The announcement ends months of speculation after the two companies revealed earlier this year that they had held preliminary talks.

Analysis indicates that the addition of UTi will transform DSV into a ‘top 10’ global air freight forwarder, with its annual air freight volumes managed more than doubling to in excess of 600,000 tonnes.

California-headquartered UTi is a global supply chain services and logistics company with revenue of US$3.9 billion and 21,000 employees in 58 countries, although it has struggled financially in recent years and has been undergoing restructuring to turn around recent loss-making performances. DSV said the combined company would operate “one of the world’s strongest transport and logistics networks”.

The transaction is expected to close in the first quarter of 2016. Following the merger, UTi will become an indirect wholly owned subsidiary of DSV.

Kurt Larsen, chairman of the board of DSV, commented: “We complement each other perfectly, both in terms of business activities and geography. Together, we will be even stronger and able to capitalise on business synergies as well as a greater global reach to the benefit of shareholders, customers and employees.”

Roger MacFarlane, chairman of the board of UTi and a co-founder of the company, commented: “We are operating in an industry where increasingly scale is critical. Joining forces with DSV delivers substantially greater client value and many future opportunities for our people while it is financially very attractive for our shareholders.

Commenting on the strategic rationale, DSV said: “Acquisitions are an integral part of DSV’s growth strategy, and DSV has a strong track record of successful integration of acquired companies. The acquisition of UTi is expected to increase DSV’s annual revenue by approximately 50%, creating one of the world’s strongest transport and logistics networks.”

The company said the two companies’ combined 2014 revenue amounts to approximately US$13 billion (DKK 75 billion) and the combined workforce will grow to 44,000 people in 84 countries, 848 offices and 339 logistics facilities.

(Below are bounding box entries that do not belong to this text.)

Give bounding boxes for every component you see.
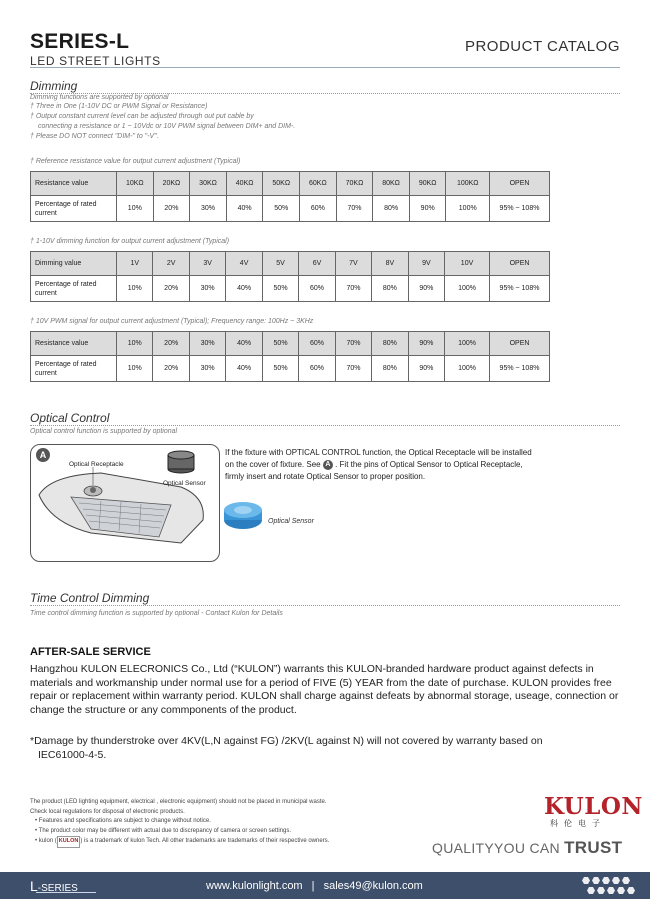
table-cell: 100% xyxy=(445,356,490,382)
table-header-cell: 60% xyxy=(299,332,335,356)
optical-sensor-photo xyxy=(222,500,264,530)
street-light-illustration xyxy=(31,445,219,561)
table-cell: 60% xyxy=(299,356,335,382)
table-cell: 60% xyxy=(299,276,335,302)
catalog-title: PRODUCT CATALOG xyxy=(464,38,620,55)
resistance-table xyxy=(30,171,550,222)
table-cell: 95% ~ 108% xyxy=(490,276,550,302)
resistance-table-caption: † Reference resistance value for output current adjustment (Typical) xyxy=(30,158,241,165)
table-row xyxy=(31,276,550,302)
table-header-cell: 10% xyxy=(117,332,153,356)
table-header-cell: 4V xyxy=(226,252,262,276)
table-cell: 50% xyxy=(262,276,298,302)
table-header-cell: 7V xyxy=(335,252,371,276)
fine-bullet-text: ) is a trademark of kulon Tech. All other trademarks are trademarks of their respective owners. xyxy=(80,838,330,844)
table-cell: 90% xyxy=(408,276,444,302)
after-sale-body: Hangzhou KULON ELECRONICS Co., Ltd (“KULON”) warrants this KULON-branded hardware product against defects in materials and workmanship under normal use for a period of FIVE (5) YEAR from the date of purchase. KULON provides free repair or replacement within warranty period. KULON shall charge against defeats by abnormal storage, useage, connection or change the structure or any commponents of the product. xyxy=(30,663,619,716)
kulon-logo xyxy=(544,793,643,829)
optical-divider xyxy=(30,425,620,426)
footer-series-text: -SERIES xyxy=(37,883,78,894)
damage-line: IEC61000-4-5. xyxy=(38,748,107,761)
voltage-table xyxy=(30,251,550,302)
dimming-bullet: † Please DO NOT connect "DIM-" to "-V". xyxy=(30,133,159,140)
table-cell: 20% xyxy=(153,196,190,222)
figure-letter: A xyxy=(39,450,47,460)
fine-bullet: • Features and specifications are subject to change without notice. xyxy=(35,818,211,824)
table-cell: 30% xyxy=(190,196,227,222)
optical-text-part: . Fit the pins of Optical Sensor to Optical Receptacle, xyxy=(335,460,523,469)
table-header-cell: 10KΩ xyxy=(117,172,154,196)
fine-bullet-text: The product color may be different with actual due to discrepancy of camera or screen settings. xyxy=(38,827,292,834)
header-divider xyxy=(30,67,620,68)
table-header-cell: 80% xyxy=(372,332,408,356)
footer-series-letter: L xyxy=(30,878,38,894)
optical-text-line: firmly insert and rotate Optical Sensor to proper position. xyxy=(225,472,426,481)
table-cell: 40% xyxy=(226,276,262,302)
slogan-part: TRUST xyxy=(564,838,623,857)
footer-separator: | xyxy=(311,880,315,892)
table-header-cell: 100KΩ xyxy=(446,172,490,196)
brand-slogan xyxy=(432,838,622,858)
table-header-cell: 9V xyxy=(408,252,444,276)
fine-bullet-text: kulon ( xyxy=(38,838,57,844)
table-row xyxy=(31,196,550,222)
table-header-cell: 50% xyxy=(262,332,298,356)
receptacle-label: Optical Receptacle xyxy=(69,461,124,468)
table-header-cell: 6V xyxy=(299,252,335,276)
table-header-cell: 60KΩ xyxy=(300,172,337,196)
table-cell: 20% xyxy=(153,276,189,302)
table-cell: 20% xyxy=(153,356,189,382)
table-header-label: Resistance value xyxy=(31,332,117,356)
table-cell: 60% xyxy=(300,196,337,222)
time-control-divider xyxy=(30,605,620,606)
table-row xyxy=(31,356,550,382)
pwm-table-caption: † 10V PWM signal for output current adjustment (Typical); Frequency range: 100Hz ~ 3KHz xyxy=(30,318,314,325)
optical-text-line: If the fixture with OPTICAL CONTROL function, the Optical Receptacle will be installed xyxy=(225,448,532,457)
slogan-part: YOU CAN xyxy=(494,840,560,856)
optical-note: Optical control function is supported by optional xyxy=(30,428,178,435)
table-header-cell: 90% xyxy=(408,332,444,356)
table-header-cell: 30KΩ xyxy=(190,172,227,196)
damage-line: *Damage by thunderstroke over 4KV(L,N against FG) /2KV(L against N) will not covered by warranty based on xyxy=(30,735,543,747)
table-cell: 70% xyxy=(335,276,371,302)
table-header-cell: 3V xyxy=(189,252,225,276)
sensor-label: Optical Sensor xyxy=(163,480,206,487)
hexagon-pattern-icon xyxy=(580,875,642,897)
dimming-note: Dimming functions are supported by optional xyxy=(30,94,169,101)
table-row-label: Percentage of rated current xyxy=(31,196,117,222)
table-header-cell: 40% xyxy=(226,332,262,356)
page-footer xyxy=(0,872,650,899)
table-cell: 100% xyxy=(445,276,490,302)
table-cell: 90% xyxy=(409,196,446,222)
time-control-note: Time control dimming function is supported by optional - Contact Kulon for Details xyxy=(30,610,283,617)
table-cell: 70% xyxy=(336,196,373,222)
website-link[interactable]: www.kulonlight.com xyxy=(206,880,303,892)
series-title: SERIES-L xyxy=(30,30,130,53)
logo-text: KULON xyxy=(544,793,643,820)
table-header-cell: 70% xyxy=(335,332,371,356)
table-cell: 10% xyxy=(117,276,153,302)
table-header-cell: 8V xyxy=(372,252,408,276)
after-sale-title: AFTER-SALE SERVICE xyxy=(30,646,151,658)
page-header xyxy=(30,30,620,68)
table-cell: 80% xyxy=(372,356,408,382)
footer-contact xyxy=(206,880,423,892)
table-header-row xyxy=(31,172,550,196)
fine-print xyxy=(30,798,329,848)
table-header-cell: 1V xyxy=(117,252,153,276)
table-header-cell: 30% xyxy=(189,332,225,356)
table-header-cell: 70KΩ xyxy=(336,172,373,196)
series-subtitle: LED STREET LIGHTS xyxy=(30,54,161,68)
fine-bullet-text: Features and specifications are subject to change without notice. xyxy=(38,818,211,824)
table-header-cell: 5V xyxy=(262,252,298,276)
table-row-label: Percentage of rated current xyxy=(31,276,117,302)
table-header-row xyxy=(31,252,550,276)
table-cell: 10% xyxy=(117,196,154,222)
sensor-caption: Optical Sensor xyxy=(268,518,314,525)
fine-bullet: • kulon ( KULON ) is a trademark of kulon Tech. All other trademarks are trademarks of their respective owners. xyxy=(30,836,329,848)
table-header-cell: 10V xyxy=(445,252,490,276)
table-cell: 40% xyxy=(226,356,262,382)
table-cell: 80% xyxy=(372,276,408,302)
email-link[interactable]: sales49@kulon.com xyxy=(323,880,423,892)
table-cell: 30% xyxy=(189,276,225,302)
table-cell: 40% xyxy=(226,196,263,222)
slogan-part: QUALITY xyxy=(432,840,495,856)
fine-line: The product (LED lighting equipment, electrical , electronic equipment) should not be placed in municipal waste. xyxy=(30,799,327,805)
fine-line: Check local regulations for disposal of electronic products. xyxy=(30,808,185,815)
dimming-title: Dimming xyxy=(30,79,78,93)
dimming-bullets xyxy=(30,102,295,142)
time-control-title: Time Control Dimming xyxy=(30,591,150,605)
table-cell: 100% xyxy=(446,196,490,222)
dimming-bullet: † Three in One (1-10V DC or PWM Signal or Resistance) xyxy=(30,103,208,110)
table-cell: 30% xyxy=(189,356,225,382)
figure-ref-badge: A xyxy=(323,460,333,470)
table-header-cell: 80KΩ xyxy=(373,172,410,196)
table-cell: 80% xyxy=(373,196,410,222)
voltage-table-caption: † 1-10V dimming function for output current adjustment (Typical) xyxy=(30,238,230,245)
dimming-bullet: connecting a resistance or 1 ~ 10Vdc or 10V PWM signal between DIM+ and DIM-. xyxy=(38,123,296,130)
optical-title: Optical Control xyxy=(30,411,110,425)
logo-chinese: 科伦电子 xyxy=(550,819,606,828)
table-header-cell: 90KΩ xyxy=(409,172,446,196)
damage-note xyxy=(30,735,620,762)
table-row-label: Percentage of rated current xyxy=(31,356,117,382)
pwm-table xyxy=(30,331,550,382)
table-cell: 50% xyxy=(263,196,300,222)
table-header-cell: OPEN xyxy=(490,172,550,196)
table-cell: 70% xyxy=(335,356,371,382)
dimming-bullet: † Output constant current level can be adjusted through out put cable by xyxy=(30,113,254,120)
table-header-cell: 20KΩ xyxy=(153,172,190,196)
table-header-row xyxy=(31,332,550,356)
footer-series-underline xyxy=(36,892,96,893)
table-header-cell: 20% xyxy=(153,332,189,356)
table-header-cell: 100% xyxy=(445,332,490,356)
optical-text-line xyxy=(225,459,565,471)
table-cell: 50% xyxy=(262,356,298,382)
table-header-cell: 2V xyxy=(153,252,189,276)
table-header-cell: 50KΩ xyxy=(263,172,300,196)
table-header-label: Resistance value xyxy=(31,172,117,196)
table-cell: 95% ~ 108% xyxy=(490,356,550,382)
kulon-mini-logo: KULON xyxy=(57,836,81,848)
table-cell: 10% xyxy=(117,356,153,382)
optical-diagram xyxy=(30,444,220,562)
optical-instructions xyxy=(225,447,565,483)
table-header-cell: OPEN xyxy=(490,252,550,276)
table-header-cell: OPEN xyxy=(490,332,550,356)
table-cell: 95% ~ 108% xyxy=(490,196,550,222)
table-header-label: Dimming value xyxy=(31,252,117,276)
fine-bullet: • The product color may be different with actual due to discrepancy of camera or screen settings. xyxy=(35,827,292,834)
optical-text-part: on the cover of fixture. See xyxy=(225,460,321,469)
table-cell: 90% xyxy=(408,356,444,382)
table-header-cell: 40KΩ xyxy=(226,172,263,196)
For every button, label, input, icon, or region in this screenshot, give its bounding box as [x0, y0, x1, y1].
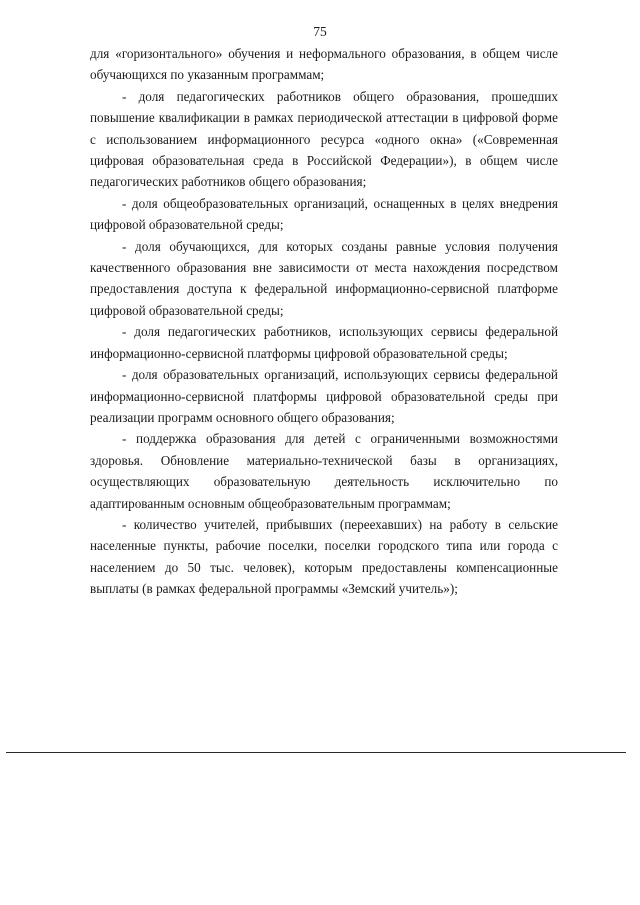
bottom-rule-divider — [6, 752, 626, 753]
paragraph-equal-conditions: - доля обучающихся, для которых созданы равные условия получения качественного образования вне зависимости от места нахождения посредством предоставления доступа к федеральной информационно-сервисной платформе цифровой образовательной среды; — [90, 238, 558, 318]
document-body — [90, 43, 558, 600]
page-number: 75 — [313, 24, 327, 39]
paragraph-teachers-qualification: - доля педагогических работников общего образования, прошедших повышение квалификации в рамках периодической аттестации в цифровой форме с использованием информационного ресурса «одного окна» («Современная цифровая образовательная среда в Российской Федерации»), в общем числе педагогических работников общего образования; — [90, 88, 558, 190]
paragraph-organizations-using-services: - доля образовательных организаций, использующих сервисы федеральной информационно-сервисной платформы цифровой образовательной среды при реализации программ основного общего образования; — [90, 367, 558, 425]
paragraph-disabled-children-support: - поддержка образования для детей с ограниченными возможностями здоровья. Обновление материально-технической базы в организациях, осуществляющих образовательную деятельность исключительно по адаптированным основным общеобразовательным программам; — [90, 431, 558, 511]
paragraph-teachers-using-services: - доля педагогических работников, использующих сервисы федеральной информационно-сервисной платформы цифровой образовательной среды; — [90, 324, 558, 361]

“The Air & Sea Division will be significantly strengthened, and DSV will increase its industry specific capabilities across all divisions,” DSV said. “Furthermore, DSV will now be truly global within contract logistics and expand into road freight activities outside Europe. This will enable the company to offer its customers a broader range of services.”

It said the combined companies will have a more balanced geographical footprint with approximately 61% of revenue in Europe, Middle East and North Africa, 17% in Americas, 16% in Asia (APAC) and 6% in Sub-Saharan Africa.

DSV said the two companies were “a strong match, with many potential synergies as a result of similarities in business models and services”. These included: Commercial synergies from stronger network and service offerings, new competencies and skills; Consolidation of offices and logistics facilities; Consolidation of IT infrastructure; Optimisation of organisational setup; And stronger buying power.

UTi has a strong presence in North America and a leading position in South Africa, also operating an extensive network in Asia-Pacific and Europe. In the 12 months ending 31 July 2015, UTi achieved consolidated revenues of US$ 3.9 billion and an adjusted EBITDA loss of US$6 million. Its Freight Forwarding and Contract Logistics & Distribution segments reported revenues of more than US$2.5 billion and US$1.4 billion, respectively. As a result, UTi is a global top 20 third party logistics provider.